Squeezing light to get nonclassical work in quantum engines

TL;DR

This paper demonstrates how quantum squeezing of light can be harnessed to extract mechanical work in quantum engines, revealing new insights into work definitions and optimizing work production from non-thermal quantum resources.

Contribution

It introduces a method to extract work from quantum squeezing in a photon engine and highlights limitations of standard work definitions in quantum thermodynamics.

Findings

Work can be extracted from squeezing without thermal gradients.

Standard work definitions do not account for quantum leakage of energy.

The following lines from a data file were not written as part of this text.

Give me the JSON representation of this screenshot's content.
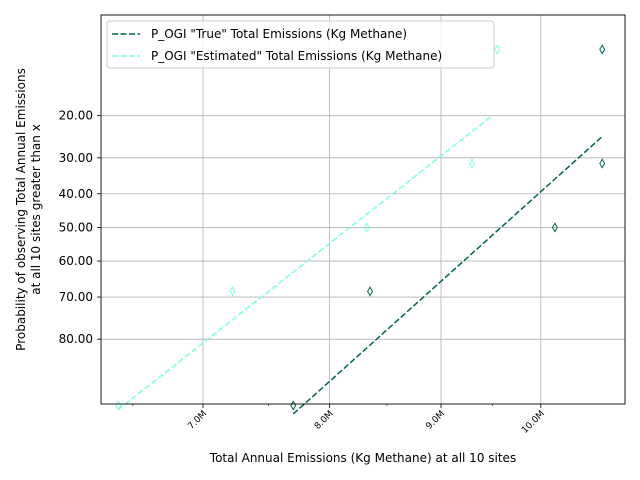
{
  "chart_data": {
    "type": "scatter",
    "title": "",
    "xlabel": "Total Annual Emissions (Kg Methane) at all 10 sites",
    "ylabel_lines": [
      "Probability of observing Total Annual Emissions",
      "at all 10 sites greater than x"
    ],
    "x_scale": "log",
    "y_scale": "normal-probability",
    "xlim": [
      6285000,
      10930000
    ],
    "ylim_z": [
      -1.6,
      1.33
    ],
    "x_ticks": [
      {
        "value": 7000000,
        "label": "7.0M"
      },
      {
        "value": 8000000,
        "label": "8.0M"
      },
      {
        "value": 9000000,
        "label": "9.0M"
      },
      {
        "value": 10000000,
        "label": "10.0M"
      }
    ],
    "x_minor_ticks": [
      6500000,
      7500000,
      8500000,
      9500000
    ],
    "y_ticks": [
      {
        "value": 20,
        "label": "20.00"
      },
      {
        "value": 30,
        "label": "30.00"
      },
      {
        "value": 40,
        "label": "40.00"
      },
      {
        "value": 50,
        "label": "50.00"
      },
      {
        "value": 60,
        "label": "60.00"
      },
      {
        "value": 70,
        "label": "70.00"
      },
      {
        "value": 80,
        "label": "80.00"
      }
    ],
    "grid": true,
    "legend_position": "upper-left",
    "series": [
      {
        "name": "P_OGI \"True\" Total Emissions (Kg Methane)",
        "color": "#006837",
        "line": {
          "x": [
            7700000,
            10680000
          ],
          "y": [
            92,
            24.5
          ]
        },
        "points": {
          "x": [
            7700000,
            8350000,
            10150000,
            10670000,
            10670000
          ],
          "y": [
            91,
            68.5,
            50,
            31.5,
            9
          ]
        }
      },
      {
        "name": "P_OGI \"Estimated\" Total Emissions (Kg Methane)",
        "color": "#7fffd4",
        "line": {
          "x": [
            6400000,
            9500000
          ],
          "y": [
            91.5,
            20
          ]
        },
        "points": {
          "x": [
            6400000,
            7220000,
            8320000,
            9300000,
            9550000
          ],
          "y": [
            91,
            68.5,
            50,
            31.5,
            9
          ]
        }
      }
    ]
  }
}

Optimal work occurs at a specific squeezing-dependent temperature.

Abstract

Light can be squeezed by reducing the quantum uncertainty of the electric field for some phases. We show how to use this purely quantum effect to extract net mechanical work from radiation pressure in a simple quantum photon engine. Along the way, we demonstrate that the standard definition of work in quantum systems does not capture the extractable mechanical work, as it does not reflect the energy leaked to these quantum degrees of freedom. We use these results to design an Otto engine able to produce mechanical work from squeezing baths, in the absence of a thermal gradient. Interestingly, while work extraction from squeezing generally improves for low temperatures, there exists a nontrivial squeezing-dependent temperature for which work production is maximal, demonstrating the complex interplay between thermal and squeezing effects.